Genome-wide Replication Fork Direction and Origin Efficiency from Time-Course Data

(A) Replication profile for chromosome 4 (as described for Figure 1A).

(B) Proportion of leftward-moving forks across chromosome 4 inferred from replication-time-course data. Vertical lines mark the location of active origins, at each of which there is a sharp transition from leftward- to rightward-moving forks.

(C) Proportion of leftward-moving forks for 50 kb regions centered on ARS422 (left), ARS601/ARS602 (center), and ARS606 (right). Red vertical lines indicate the magnitude of the transition from leftward- to rightward-moving forks and the efficiency of the origin. Black diamonds indicate the proportion of leftward-moving forks at four chromosome 6 locations as previously determined by fork-direction gels (Friedman et al., 1997); for the location to the left of ARS606, the value was determined to be >75% and origin activity was estimated to be 74%.

(D) Proportion of leftward-moving forks across chromosome 4 derived from mapping Okazaki fragments. Grey shading indicates the raw data with a fitted curve shown in black (origin locations are marked as in [B]; Smith and Whitehouse, 2012).

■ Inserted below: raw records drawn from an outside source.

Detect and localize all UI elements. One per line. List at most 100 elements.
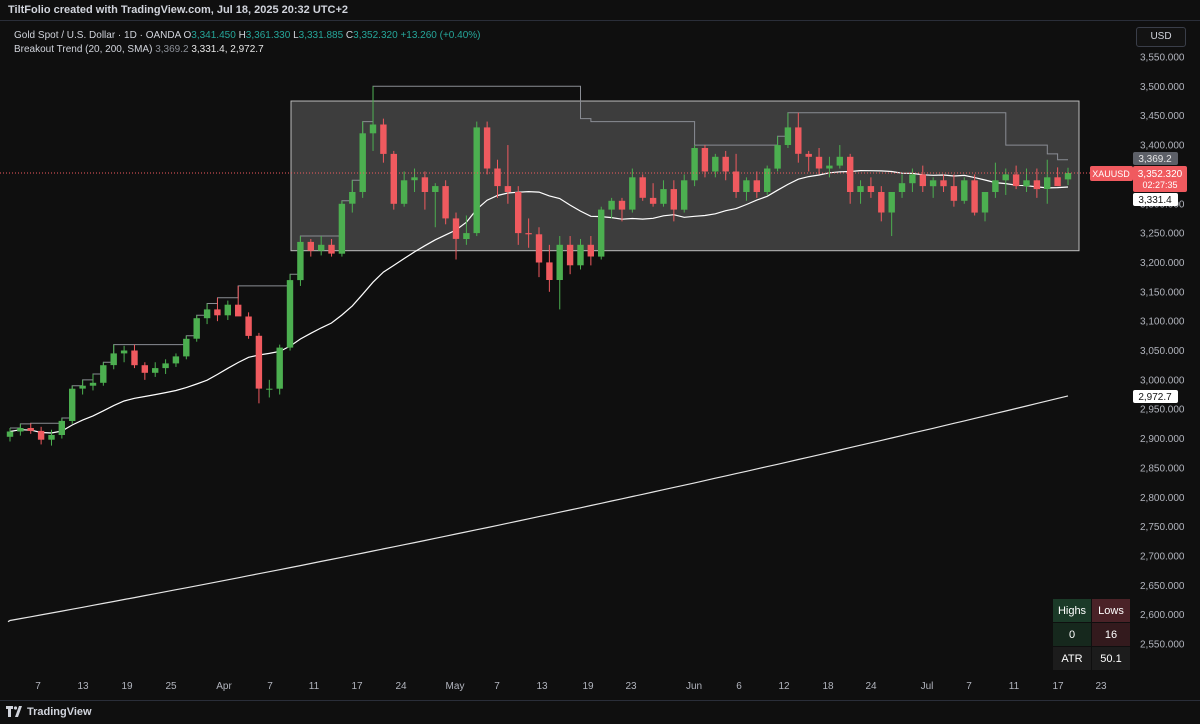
candle-body xyxy=(203,309,211,319)
candle-body xyxy=(380,124,387,154)
candle-body xyxy=(183,338,190,357)
y-tick-label: 2,950.000 xyxy=(1140,405,1185,416)
candle[interactable] xyxy=(120,345,128,363)
candle[interactable] xyxy=(89,373,97,391)
candle[interactable] xyxy=(961,177,968,204)
candle[interactable] xyxy=(172,353,180,367)
candle[interactable] xyxy=(203,303,211,325)
candle-body xyxy=(224,304,231,316)
candle-body xyxy=(432,186,439,192)
sma200-layer xyxy=(7,395,1069,623)
x-tick-label: 25 xyxy=(165,681,177,692)
candle[interactable] xyxy=(214,297,221,322)
tradingview-brand[interactable]: TradingView xyxy=(27,706,92,718)
candle[interactable] xyxy=(971,174,978,216)
time-axis[interactable]: 7 13 19 25 Apr 7 11 17 24 May 7 13 19 23 Jun 6 12 18 24 Jul… xyxy=(35,681,1107,692)
candle-body xyxy=(6,431,14,437)
candle[interactable] xyxy=(452,212,460,260)
candle[interactable] xyxy=(546,244,553,292)
candle-body xyxy=(878,192,885,213)
candle[interactable] xyxy=(535,227,543,278)
candle-body xyxy=(421,177,429,192)
price-axis[interactable]: 2,550.000 2,600.000 2,650.000 2,700.000 2,75… xyxy=(1140,53,1185,651)
candle[interactable] xyxy=(6,427,14,442)
lows-header: Lows xyxy=(1091,598,1131,623)
candle-body xyxy=(286,280,294,348)
candle[interactable] xyxy=(266,379,273,398)
candle[interactable] xyxy=(255,332,263,404)
candle[interactable] xyxy=(58,418,65,439)
candle[interactable] xyxy=(162,359,169,374)
x-tick-label: 11 xyxy=(1009,681,1020,692)
candle[interactable] xyxy=(639,174,646,201)
candle[interactable] xyxy=(110,344,117,370)
candle[interactable] xyxy=(598,206,605,260)
highs-header: Highs xyxy=(1052,598,1092,623)
candle-body xyxy=(255,335,263,389)
x-tick-label: 7 xyxy=(966,681,972,692)
indicator-line[interactable]: Breakout Trend (20, 200, SMA) 3,369.2 3,… xyxy=(14,43,481,57)
x-tick-label: Jun xyxy=(686,681,702,692)
candle[interactable] xyxy=(442,180,449,225)
x-tick-label: 7 xyxy=(267,681,273,692)
candle-body xyxy=(1044,177,1051,189)
candle[interactable] xyxy=(245,312,252,339)
x-tick-label: 23 xyxy=(1095,681,1107,692)
candle[interactable] xyxy=(390,150,397,210)
x-tick-label: 24 xyxy=(395,681,407,692)
candle-body xyxy=(681,180,688,210)
candle-body xyxy=(898,183,906,192)
candle[interactable] xyxy=(152,362,159,377)
candle-body xyxy=(1054,177,1061,187)
candle[interactable] xyxy=(338,200,346,257)
candle-body xyxy=(888,192,895,213)
candle[interactable] xyxy=(224,300,231,320)
symbol-line: Gold Spot / U.S. Dollar · 1D · OANDA O3,… xyxy=(14,29,481,43)
candle[interactable] xyxy=(131,344,138,369)
candle[interactable] xyxy=(37,426,45,445)
candle-body xyxy=(172,356,180,364)
y-tick-label: 3,550.000 xyxy=(1140,53,1185,64)
candle[interactable] xyxy=(297,236,304,286)
candle-body xyxy=(349,192,356,204)
candle[interactable] xyxy=(286,274,294,351)
candle-body xyxy=(318,244,325,251)
candle-body xyxy=(815,156,823,169)
price-chart[interactable]: 2,550.000 2,600.000 2,650.000 2,700.000 2,75… xyxy=(0,0,1200,724)
candle[interactable] xyxy=(27,423,34,434)
currency-button[interactable]: USD xyxy=(1136,27,1186,47)
candle[interactable] xyxy=(235,285,242,317)
candle[interactable] xyxy=(691,145,698,187)
candle[interactable] xyxy=(276,344,283,395)
candle-body xyxy=(639,177,646,198)
candle[interactable] xyxy=(183,335,190,360)
candle[interactable] xyxy=(79,379,86,395)
candle-body xyxy=(826,165,833,169)
x-tick-label: 12 xyxy=(778,681,790,692)
candle-body xyxy=(120,350,128,354)
candle-body xyxy=(722,156,729,172)
y-tick-label: 2,700.000 xyxy=(1140,552,1185,563)
candle[interactable] xyxy=(556,236,563,310)
candle[interactable] xyxy=(100,362,107,386)
candle[interactable] xyxy=(764,165,771,195)
candle[interactable] xyxy=(473,121,480,237)
candle[interactable] xyxy=(17,423,24,436)
y-tick-label: 3,200.000 xyxy=(1140,258,1185,269)
sma20-tag-text: 3,331.4 xyxy=(1138,195,1172,206)
candle-body xyxy=(525,233,532,235)
candle[interactable] xyxy=(483,121,491,175)
tradingview-logo-icon[interactable] xyxy=(6,706,22,718)
candle-body xyxy=(37,430,45,440)
candle-body xyxy=(732,171,740,192)
candle-body xyxy=(359,133,366,192)
candle-body xyxy=(961,180,968,201)
candle-body xyxy=(649,197,657,204)
candle[interactable] xyxy=(193,315,200,342)
candle-body xyxy=(598,209,605,257)
candle[interactable] xyxy=(69,385,76,424)
candle[interactable] xyxy=(141,362,148,380)
candle-body xyxy=(411,177,418,181)
candle-body xyxy=(857,186,864,192)
candle-body xyxy=(276,347,283,389)
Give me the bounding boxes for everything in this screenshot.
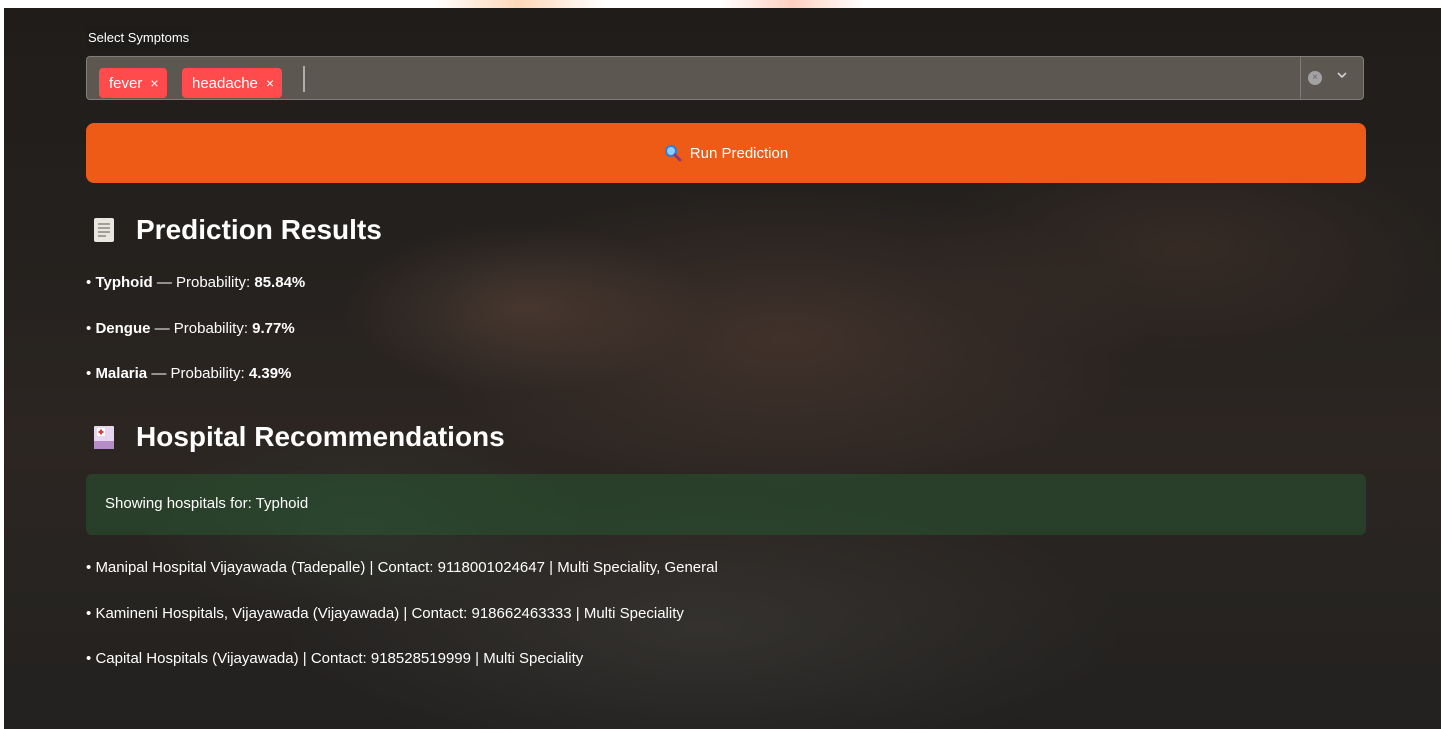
result-item: • Dengue — Probability: 9.77% (86, 320, 295, 337)
bullet: • (86, 274, 92, 291)
bullet: • (86, 320, 92, 337)
tag-fever[interactable]: fever × (99, 68, 167, 98)
bullet: • (86, 559, 92, 576)
bullet: • (86, 650, 92, 667)
tag-label: headache (192, 75, 258, 92)
chevron-down-icon[interactable] (1335, 68, 1349, 82)
hospital-recommendations-heading: Hospital Recommendations (92, 421, 505, 453)
tag-remove-icon[interactable]: × (266, 75, 274, 91)
run-prediction-label: Run Prediction (689, 144, 789, 162)
hospital-recommendations-title: Hospital Recommendations (136, 421, 505, 452)
text-cursor (303, 66, 305, 92)
tag-headache[interactable]: headache × (182, 68, 283, 98)
tag-label: fever (109, 75, 143, 92)
hospital-contact: 9118001024647 (437, 559, 545, 576)
clear-all-icon[interactable]: × (1308, 71, 1322, 85)
receipt-icon (94, 218, 114, 242)
hospital-name: Manipal Hospital Vijayawada (Tadepalle) (95, 559, 366, 576)
disease-name: Dengue (95, 320, 151, 337)
top-decor-strip (0, 0, 1441, 8)
hospital-item: • Kamineni Hospitals, Vijayawada (Vijaya… (86, 605, 684, 622)
hospital-type: Multi Speciality (483, 650, 584, 667)
result-item: • Malaria — Probability: 4.39% (86, 365, 291, 382)
contact-label: Contact: (377, 559, 434, 576)
hospital-item: • Manipal Hospital Vijayawada (Tadepalle… (86, 559, 718, 576)
disease-name: Malaria (95, 365, 148, 382)
hospital-contact: 918528519999 (370, 650, 471, 667)
bullet: • (86, 365, 92, 382)
info-text: Showing hospitals for: Typhoid (105, 495, 309, 512)
prediction-results-title: Prediction Results (136, 214, 382, 245)
probability-label: — Probability: (154, 320, 253, 337)
hospital-name: Capital Hospitals (Vijayawada) (95, 650, 299, 667)
symptoms-multiselect[interactable]: fever × headache × × (86, 56, 1364, 100)
select-symptoms-label: Select Symptoms (86, 27, 192, 49)
hospital-item: • Capital Hospitals (Vijayawada) | Conta… (86, 650, 584, 667)
probability-value: 4.39% (248, 365, 292, 382)
probability-label: — Probability: (151, 365, 249, 382)
probability-value: 9.77% (252, 320, 295, 337)
info-alert: Showing hospitals for: Typhoid (86, 474, 1366, 535)
hospital-type: Multi Speciality (583, 605, 684, 622)
hospital-name: Kamineni Hospitals, Vijayawada (Vijayawa… (95, 605, 400, 622)
hospital-icon (94, 426, 114, 449)
run-prediction-button[interactable]: Run Prediction (86, 123, 1366, 183)
contact-label: Contact: (411, 605, 468, 622)
probability-value: 85.84% (254, 274, 306, 291)
probability-label: — Probability: (156, 274, 255, 291)
bullet: • (86, 605, 92, 622)
disease-name: Typhoid (95, 274, 153, 291)
select-divider (1300, 57, 1301, 99)
prediction-results-heading: Prediction Results (92, 214, 382, 246)
hospital-type: Multi Speciality, General (557, 559, 718, 576)
tag-remove-icon[interactable]: × (150, 75, 158, 91)
magnifier-icon (664, 145, 682, 162)
contact-label: Contact: (310, 650, 367, 667)
result-item: • Typhoid — Probability: 85.84% (86, 274, 305, 291)
hospital-contact: 918662463333 (471, 605, 572, 622)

(E) Replication time expressed as relative copy number derived from Okazaki fragment data (red; Smith and Whitehouse, 2012) or directly by deep sequencing (blue; Müller and Nieduszynski, 2012).

(F) Pairwise comparisons of origin efficiency determined from the time-course data, from fork-direction gels (Friedman et al., 1997), and from mapping Okazaki fragments (Smith and Whitehouse, 2012). Pearson correlation coefficients are given (p < 0.0001).